Admission for spectators is free, but pre-registration is advised. Also on the menu is country music and comfort food (grilled cheese sandwiches, tomato soup).

The cheese event is a project of the Iowa County Area Economic Development Corp., which opened the Wisconsin Innovation Kitchen in Mineral Point in 2010 and provides work for 35 people with disabilities. The commercial kitchen prepares ingredients for chefs and helps launch new food products in small batches.

Executive Director Rick Terrien wants to establish similar facilities throughout Wisconsin, especially in marginalized neighborhoods. Next up: north Milwaukee site development.

In Mineral Point, Innovation Kitchen customers include RP’s Pasta in Madison (workers prepare a pumpkin-squash filling for ravioli) and Raw Dog Relish in Portage (workers prepare, jar and label the product for retail sale).

Innovation Kitchen also sells its own Farmhouse Recipes product line. A gift shop at 851 Dodge St. is open on weekdays. For more: 608-341-6797.

Carry Valley Cheese Cooking School has added “pairings classes” to its popular visiting chef cooking classes. That means cheese-wine and cheese-beer pairings.

Some of the new season’s offerings already are sold out. Visiting chefs come from as far as Las Vegas (Matthew Silverman of Vintner Grill) and Virginia (Rhys Lewis, Williamsburg Lodge – and formerly of Kohler’s American Club).

For more about the 1.5- to 2.5-hour classes at 807 Phillips Blvd., Sauk City: 608-643-3441. Carr Valley produces about 80 types of cheese and most recently acquired Glacier Point Cheese, Linden, whose specialty is an artisan blue cheese.

Small-batch and handcrafted gouda from Holland’s Family Cheese, Thorp, has won at least 50 national and international awards since the business began four years ago.

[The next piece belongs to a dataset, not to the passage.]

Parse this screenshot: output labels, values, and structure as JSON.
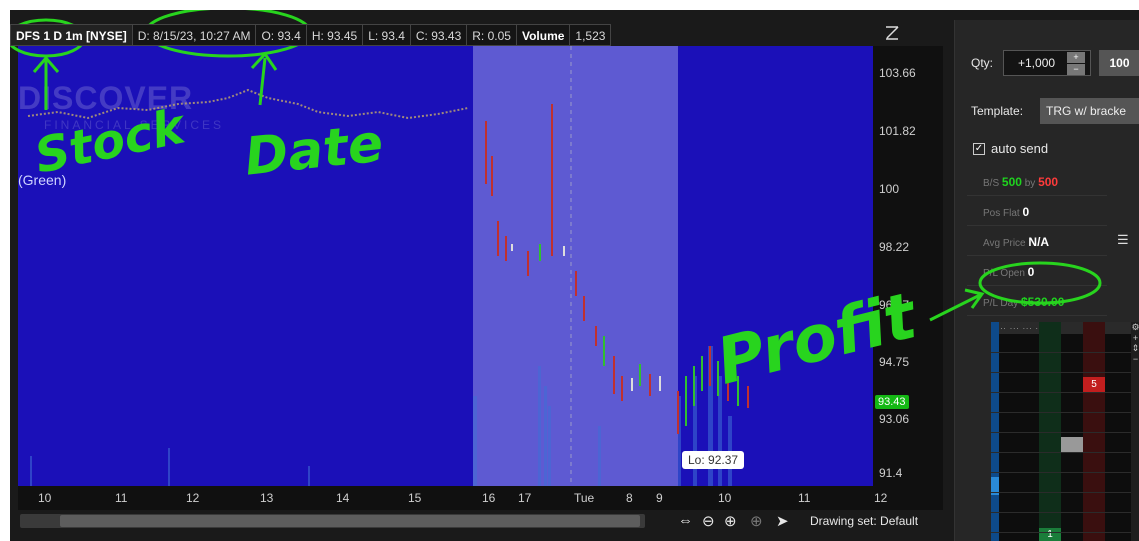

The cheeses are pressed into 18-pound wheels, and one of the newest versions is the tasty Burning Melange, which incorporates nettles, parsley, chives, celery, dried onion and garlic.

Also in the farmstead cheese shop (closed on Sundays) are European – especially Dutch – products. For more about this enterprise, operated by Netherlands natives Rolf and Marieke Penterman at N13851 Gorman Ave., Thorp: 715-669-5230.

Fifty is the magic number for Madison-based Chocolate Shoppe Ice Cream this year. The family-owned business has begun a 50-week celebration of its golden anniversary by featuring 50 products.

“Throughout the year, we’ll have random days – 50 days – when ice cream cones will cost 50 cents for 50 minutes,” says Dave Deadman, vice president. Stay tuned to the company’s Facebook page to learn when this happens.

The official birthday party, at the company’s three Madison stores, is June 16. Expect Happy Birthday ice cream – which tastes and looks a little like angel food cake with blue buttercream icing and specks of colored candy – to be served.

New products include Bang!, a caffeinated ice cream. It comes in four flavors (mint with cookie and chocolate chunks; chocolate with peanut butter cups and ripples; espresso with chocolate chunks and fudge swirls; and dark chocolate with Heath candy).

One scoop contains the amount of caffeine found in an average energy drink. The caffeine comes from a natural stimulant, guarana seeds from Brazil.

Madison stores are at 1726 Fordem Ave., 555 S. Midvale Blvd. and 468 State St. For more: 608-221-8640.